By blending pulverized natural bone with man-made plastic, researchers at The Johns Hopkins University 3D-printed replacement skeletal structures of the head and face, including the lower jaw of a female patient. The team's composite material combines the strength and printability of plastic with the biological “information” contained in natural bone.
The researchers began with polycaprolactone, or PCL, a biodegradable polyester used in making polyurethane. PCL's lower melting point -- 80 to 100 degrees Celsius -- worked well with the sensitive biological materials that suffer damage under high temperatures.
The polyester was mixed with increasing amounts of “bone powder,” made by pulverizing the porous bone inside cow knees after stripping it of cells.
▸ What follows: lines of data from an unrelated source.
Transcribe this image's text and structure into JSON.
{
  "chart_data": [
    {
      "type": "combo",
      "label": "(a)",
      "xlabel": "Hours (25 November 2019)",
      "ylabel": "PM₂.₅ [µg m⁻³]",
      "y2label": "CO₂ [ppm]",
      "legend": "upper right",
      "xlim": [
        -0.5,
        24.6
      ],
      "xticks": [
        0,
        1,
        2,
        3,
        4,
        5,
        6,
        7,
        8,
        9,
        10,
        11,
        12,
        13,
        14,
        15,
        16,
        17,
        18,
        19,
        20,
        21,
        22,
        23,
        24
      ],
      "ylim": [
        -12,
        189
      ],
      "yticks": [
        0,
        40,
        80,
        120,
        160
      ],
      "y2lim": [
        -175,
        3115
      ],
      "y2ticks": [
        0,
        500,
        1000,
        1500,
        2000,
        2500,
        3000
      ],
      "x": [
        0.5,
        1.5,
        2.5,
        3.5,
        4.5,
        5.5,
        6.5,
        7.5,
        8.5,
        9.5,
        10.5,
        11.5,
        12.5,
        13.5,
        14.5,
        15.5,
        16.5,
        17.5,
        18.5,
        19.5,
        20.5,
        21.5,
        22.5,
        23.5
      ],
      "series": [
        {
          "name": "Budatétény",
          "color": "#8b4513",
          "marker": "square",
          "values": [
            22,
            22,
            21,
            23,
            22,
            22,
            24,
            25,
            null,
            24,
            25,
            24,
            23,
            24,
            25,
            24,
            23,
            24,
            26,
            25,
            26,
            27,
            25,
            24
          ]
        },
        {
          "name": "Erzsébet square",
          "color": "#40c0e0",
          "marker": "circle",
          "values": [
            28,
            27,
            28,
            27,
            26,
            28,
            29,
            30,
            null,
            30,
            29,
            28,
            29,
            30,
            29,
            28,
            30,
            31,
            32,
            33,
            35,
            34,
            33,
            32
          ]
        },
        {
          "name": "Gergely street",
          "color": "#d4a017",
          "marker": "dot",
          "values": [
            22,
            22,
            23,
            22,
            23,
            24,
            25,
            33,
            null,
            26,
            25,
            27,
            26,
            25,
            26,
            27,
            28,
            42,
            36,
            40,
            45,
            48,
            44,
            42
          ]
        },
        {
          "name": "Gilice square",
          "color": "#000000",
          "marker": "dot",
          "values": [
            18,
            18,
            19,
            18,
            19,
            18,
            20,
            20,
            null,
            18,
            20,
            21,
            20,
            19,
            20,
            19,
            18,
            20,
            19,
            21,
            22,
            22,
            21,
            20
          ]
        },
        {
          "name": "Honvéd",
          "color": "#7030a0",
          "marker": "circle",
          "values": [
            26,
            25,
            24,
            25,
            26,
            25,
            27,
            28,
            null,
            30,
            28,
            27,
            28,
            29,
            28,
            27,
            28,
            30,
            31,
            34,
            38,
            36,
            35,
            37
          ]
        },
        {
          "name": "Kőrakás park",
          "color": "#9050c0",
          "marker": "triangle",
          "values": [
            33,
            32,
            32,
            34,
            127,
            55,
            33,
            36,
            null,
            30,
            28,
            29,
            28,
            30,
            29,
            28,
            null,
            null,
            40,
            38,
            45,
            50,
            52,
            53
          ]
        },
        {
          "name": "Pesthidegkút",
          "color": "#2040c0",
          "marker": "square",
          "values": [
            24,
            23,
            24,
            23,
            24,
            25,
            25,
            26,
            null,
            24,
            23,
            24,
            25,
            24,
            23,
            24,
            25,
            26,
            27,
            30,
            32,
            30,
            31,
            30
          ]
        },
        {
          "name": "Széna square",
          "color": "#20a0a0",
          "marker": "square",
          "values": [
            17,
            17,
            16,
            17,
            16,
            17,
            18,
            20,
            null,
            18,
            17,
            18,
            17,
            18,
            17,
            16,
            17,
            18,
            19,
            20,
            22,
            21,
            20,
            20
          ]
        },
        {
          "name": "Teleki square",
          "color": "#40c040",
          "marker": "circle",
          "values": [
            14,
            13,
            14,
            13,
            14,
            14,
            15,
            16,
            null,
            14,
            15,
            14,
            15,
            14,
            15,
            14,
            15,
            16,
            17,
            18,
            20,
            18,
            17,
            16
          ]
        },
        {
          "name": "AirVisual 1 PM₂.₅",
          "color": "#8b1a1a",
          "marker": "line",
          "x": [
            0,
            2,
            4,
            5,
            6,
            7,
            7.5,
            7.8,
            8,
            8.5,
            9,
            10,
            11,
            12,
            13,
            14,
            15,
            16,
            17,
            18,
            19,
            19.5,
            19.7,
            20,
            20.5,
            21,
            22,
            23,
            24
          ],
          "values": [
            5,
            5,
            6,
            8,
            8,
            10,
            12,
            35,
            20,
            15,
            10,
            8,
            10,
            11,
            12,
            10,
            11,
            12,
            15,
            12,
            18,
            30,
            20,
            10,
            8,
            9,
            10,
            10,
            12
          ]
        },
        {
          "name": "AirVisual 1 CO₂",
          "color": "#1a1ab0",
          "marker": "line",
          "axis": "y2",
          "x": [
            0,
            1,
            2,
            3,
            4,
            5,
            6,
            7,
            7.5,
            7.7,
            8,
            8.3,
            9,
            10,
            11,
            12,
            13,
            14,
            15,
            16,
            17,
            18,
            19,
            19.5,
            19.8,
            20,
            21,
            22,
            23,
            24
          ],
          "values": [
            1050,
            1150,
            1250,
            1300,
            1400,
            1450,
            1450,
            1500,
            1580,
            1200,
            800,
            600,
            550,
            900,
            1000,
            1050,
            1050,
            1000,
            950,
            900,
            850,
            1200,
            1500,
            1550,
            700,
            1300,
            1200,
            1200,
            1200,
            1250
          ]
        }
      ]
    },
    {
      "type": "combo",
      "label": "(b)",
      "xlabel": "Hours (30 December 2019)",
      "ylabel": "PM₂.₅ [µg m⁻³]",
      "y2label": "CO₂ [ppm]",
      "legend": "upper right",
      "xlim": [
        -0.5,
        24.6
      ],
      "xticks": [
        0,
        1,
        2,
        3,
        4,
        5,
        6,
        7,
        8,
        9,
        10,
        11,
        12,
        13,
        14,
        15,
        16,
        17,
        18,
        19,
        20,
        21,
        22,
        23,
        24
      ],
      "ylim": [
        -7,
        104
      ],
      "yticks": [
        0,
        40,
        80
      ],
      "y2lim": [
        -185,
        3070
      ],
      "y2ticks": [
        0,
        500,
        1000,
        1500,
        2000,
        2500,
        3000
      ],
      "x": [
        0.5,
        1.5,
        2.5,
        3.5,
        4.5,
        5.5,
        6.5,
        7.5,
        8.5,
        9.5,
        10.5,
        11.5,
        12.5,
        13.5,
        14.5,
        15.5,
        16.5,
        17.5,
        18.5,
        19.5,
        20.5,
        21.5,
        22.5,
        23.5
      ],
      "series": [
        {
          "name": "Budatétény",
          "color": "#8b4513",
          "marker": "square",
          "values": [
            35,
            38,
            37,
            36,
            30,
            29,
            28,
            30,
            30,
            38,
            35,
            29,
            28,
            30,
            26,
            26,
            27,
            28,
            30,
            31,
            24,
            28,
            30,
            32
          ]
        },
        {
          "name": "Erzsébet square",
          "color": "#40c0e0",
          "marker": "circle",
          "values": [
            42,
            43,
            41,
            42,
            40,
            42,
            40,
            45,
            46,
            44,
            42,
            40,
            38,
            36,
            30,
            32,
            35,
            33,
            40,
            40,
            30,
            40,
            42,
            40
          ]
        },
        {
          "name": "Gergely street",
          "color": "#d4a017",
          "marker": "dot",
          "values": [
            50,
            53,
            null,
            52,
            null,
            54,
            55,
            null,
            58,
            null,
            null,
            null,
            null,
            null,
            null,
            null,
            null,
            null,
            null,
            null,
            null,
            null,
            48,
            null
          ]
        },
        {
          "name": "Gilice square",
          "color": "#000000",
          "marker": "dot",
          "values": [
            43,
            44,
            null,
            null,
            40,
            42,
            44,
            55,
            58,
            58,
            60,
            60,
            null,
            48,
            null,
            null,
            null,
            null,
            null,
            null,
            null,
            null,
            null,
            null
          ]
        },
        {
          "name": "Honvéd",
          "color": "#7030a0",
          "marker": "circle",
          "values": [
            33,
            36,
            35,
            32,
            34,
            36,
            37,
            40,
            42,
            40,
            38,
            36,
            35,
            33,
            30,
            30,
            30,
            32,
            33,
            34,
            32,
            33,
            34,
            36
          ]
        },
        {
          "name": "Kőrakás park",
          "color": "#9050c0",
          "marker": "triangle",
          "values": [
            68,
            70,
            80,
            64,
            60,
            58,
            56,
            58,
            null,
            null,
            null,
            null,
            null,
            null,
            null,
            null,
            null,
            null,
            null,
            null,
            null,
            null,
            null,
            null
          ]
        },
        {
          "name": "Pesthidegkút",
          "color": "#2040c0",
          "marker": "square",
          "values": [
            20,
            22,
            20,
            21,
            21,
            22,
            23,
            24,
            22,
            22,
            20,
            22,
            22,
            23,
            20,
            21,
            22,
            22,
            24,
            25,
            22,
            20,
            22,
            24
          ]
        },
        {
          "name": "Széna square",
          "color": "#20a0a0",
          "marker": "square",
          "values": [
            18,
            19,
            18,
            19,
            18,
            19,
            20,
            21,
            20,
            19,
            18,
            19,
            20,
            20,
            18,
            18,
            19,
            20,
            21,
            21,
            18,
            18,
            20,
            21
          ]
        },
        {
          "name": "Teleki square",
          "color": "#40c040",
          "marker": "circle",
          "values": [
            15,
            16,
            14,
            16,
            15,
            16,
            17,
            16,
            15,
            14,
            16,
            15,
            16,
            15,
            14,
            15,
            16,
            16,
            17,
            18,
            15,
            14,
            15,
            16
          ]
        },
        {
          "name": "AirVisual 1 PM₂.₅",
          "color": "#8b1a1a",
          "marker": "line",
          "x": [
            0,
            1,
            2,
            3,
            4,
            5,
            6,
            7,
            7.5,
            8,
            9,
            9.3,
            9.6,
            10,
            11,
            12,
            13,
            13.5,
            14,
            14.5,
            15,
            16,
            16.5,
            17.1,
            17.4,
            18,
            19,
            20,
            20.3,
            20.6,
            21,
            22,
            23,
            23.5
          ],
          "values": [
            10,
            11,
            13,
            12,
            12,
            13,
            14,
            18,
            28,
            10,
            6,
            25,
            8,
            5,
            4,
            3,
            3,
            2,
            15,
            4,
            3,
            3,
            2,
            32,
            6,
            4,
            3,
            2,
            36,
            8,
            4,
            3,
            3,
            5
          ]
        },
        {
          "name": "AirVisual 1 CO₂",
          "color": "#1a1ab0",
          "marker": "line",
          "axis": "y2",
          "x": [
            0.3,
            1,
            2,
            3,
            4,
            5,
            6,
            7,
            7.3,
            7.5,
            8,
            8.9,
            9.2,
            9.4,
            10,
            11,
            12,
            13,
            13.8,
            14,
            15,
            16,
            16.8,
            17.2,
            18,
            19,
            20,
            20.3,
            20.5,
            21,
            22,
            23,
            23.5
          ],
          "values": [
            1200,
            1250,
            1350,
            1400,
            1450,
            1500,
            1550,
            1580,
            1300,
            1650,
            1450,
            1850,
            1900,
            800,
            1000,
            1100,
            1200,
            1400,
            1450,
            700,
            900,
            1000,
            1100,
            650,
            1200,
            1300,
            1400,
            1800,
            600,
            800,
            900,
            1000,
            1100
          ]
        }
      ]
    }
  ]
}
“Bone powder contains structural proteins native to the body plus pro-bone growth factors that help immature stem cells mature into bone cells,” said Warren Grayson, Ph.D., associate professor of biomedical engineering at the Johns Hopkins University School of Medicine. “It also adds roughness to the PCL, which helps the cells grip and reinforces the message of the growth factors.”
To test whether the scaffolds encouraged bone formation, the researchers added human fat-derived stem cells -- taken during a liposuction procedure -- to scaffolds immersed in a nutritional broth lacking pro-bone ingredients.
After three weeks, cells grown on 70 percent bone powder scaffolds showed gene activity hundreds of times higher in three genes indicative of bone formation.